VII

In tracing the development of the short story to the end of the century one must pause at the exquisite work of H. C. Bunner, who undoubtedly did much toward bringing the form to mechanical perfection. His volume entitled Made in France: French Tales with a U. S. Twist, suggests one secret of his art. He had a conciseness, a brilliancy of effect, an epigrammatic touch, that suggest the best qualities of French style. In his volumes Short Sixes and More Short Sixes he is at his best—humorous, artistic, effective, and in addition he touches at times the deeper strata of human life and becomes an interpreter and a leader.

French in effect also is Ambrose Bierce, who in his earlier work displayed a power to move his readers that is little found outside of Poe. Reserve he has, a directness that at times is disconcerting, originality of a peculiar type, and a command of many of the subtlest elements of the story-telling art, but lacking sincerity, he fails of permanent appeal. He writes for effect, for startling climax, for an insidious attack upon his reader's nerves, and often, as in his collection entitled In the Midst of Life, he works his will. But he is not true, he works not in human life as it is actually lived, but in a Poe-like life that exists only in his own imaginings. In his later years journalism took the fine edge from his art and adverse criticism of his work turned him into something like a literary anarchist who criticized with bitterness all things established.
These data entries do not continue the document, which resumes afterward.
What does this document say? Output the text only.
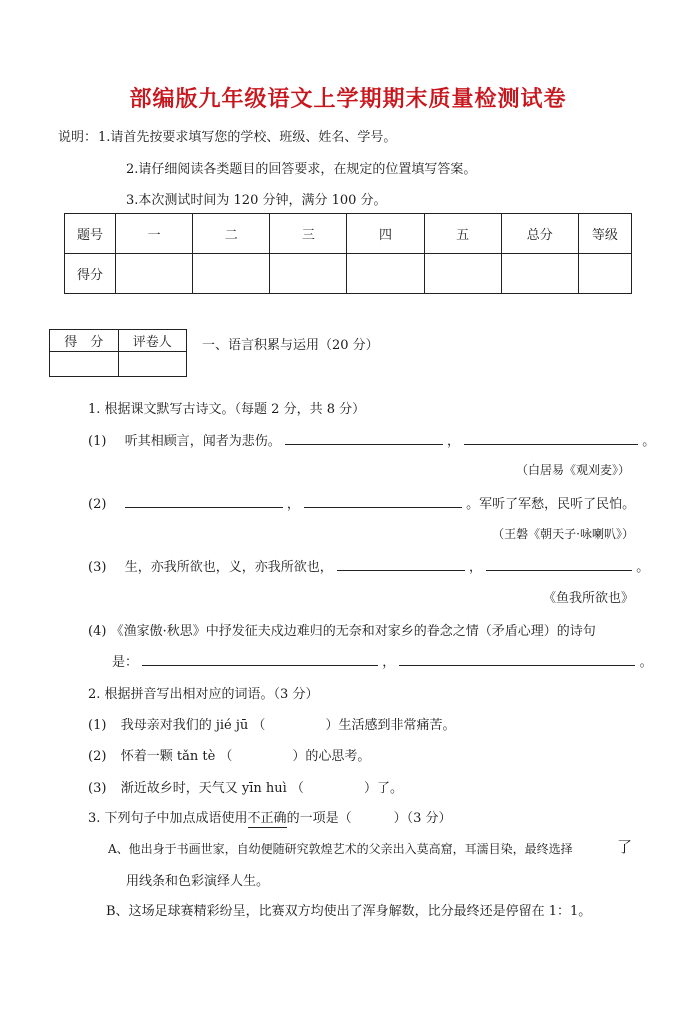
部编版九年级语文上学期期末质量检测试卷
说明： 1.请首先按要求填写您的学校、班级、姓名、学号。
2.请仔细阅读各类题目的回答要求，在规定的位置填写答案。
3.本次测试时间为 120 分钟，满分 100 分。
题号	一	二	三	四	五	总分	等级
得分							
得　分	评卷人
	一、语言积累与运用（20 分）
1. 根据课文默写古诗文。（每题 2 分，共 8 分）
(1) 听其相顾言，闻者为悲伤。	，	。
（白居易《观刈麦》）
(2)	，	。军听了军愁，民听了民怕。
（王磐《朝天子·咏喇叭》）
(3) 生，亦我所欲也，义，亦我所欲也，	，	。
《鱼我所欲也》
(4) 《渔家傲·秋思》中抒发征夫戍边难归的无奈和对家乡的眷念之情（矛盾心理）的诗句
是：	，	。
2. 根据拼音写出相对应的词语。（3 分）
(1) 我母亲对我们的 jié jū （	）生活感到非常痛苦。
(2) 怀着一颗 tǎn tè （	）的心思考。
(3) 渐近故乡时，天气又 yīn huì （	）了。
3. 下列句子中加点成语使用不正确的一项是（	）（3 分）
A、他出身于书画世家，自幼便随研究敦煌艺术的父亲出入莫高窟，耳濡目染，最终选择	了
用线条和色彩演绎人生。
B、这场足球赛精彩纷呈，比赛双方均使出了浑身解数，比分最终还是停留在 1：1。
A few of his novels may be studied with profit as models of their kind, but the greater part of his writings despite their brilliancy can not hope for permanence.

One may close the survey with Richard Harding Davis, who may be taken as the typical figure of the last years of the century. Davis was a journalist, peculiarly and essentially a journalist. He began his career in a newspaper office and all that he did was colored by the newspaper atmosphere. Literature to him was a thing to be dashed off with facility, to be read with excitement, and to be thrown aside. The art of making it he learned as one learns any other profession, by careful study and painstaking thoroughness, and having mastered it he became a literary practitioner, expert in all branches.

"Gallagher" was his first story, and it was a brilliant production, undoubtedly his best. Then followed the Van Bibber stories, facile studies of the idle rich area of New York life of which the author was a mere spectator, remarkable only for the influence they exerted on younger writers. Of the rest of his voluminous output little need be said. It is ephemeral, it was made to supply the demand of the time for amusement. With O. Henry, Edward W. Townsend of the "Chimmie Fadden" stories, and others, its author debauched the short story and made it the mere thing of a day, a bit of journalism to be thrown aside with the paper that contained it. On the mechanical side one may find but little fault. As a performance it is often brilliant, full of dash and spirit and excessive modernness, but it lacks all the elements that make for permanence—beauty of style, distinction of phrase, and, most of all, fidelity to the deeper truths of life. It imparts to its reader little save a momentary titillation and the demand for more. It deals only with the superficial and the coarsely attractive, and we feel it is so because of its author's limitations, because he knows little of the deeps of character, of sacrifice, of love in the genuine sense, of the fundamental stuff of which all great literature has been woven. He is the maker of extravaganzas, of Zenda romances, of preposterous combinations like A Soldier of Fortune, which is true neither to human nature nor to any possibility of terrestrial geography; he is a special correspondent with facile pen who tells nothing new and nothing authoritative—a man of the mere to-day, and with the mere to-day he will be forgotten. Were he but an isolated case such criticism were unnecessary; he might be omitted from our study; but he is the type of a whole school, a school indeed that bids fair to exert enormous influence upon the literature, especially upon the fiction, of the period that is to come.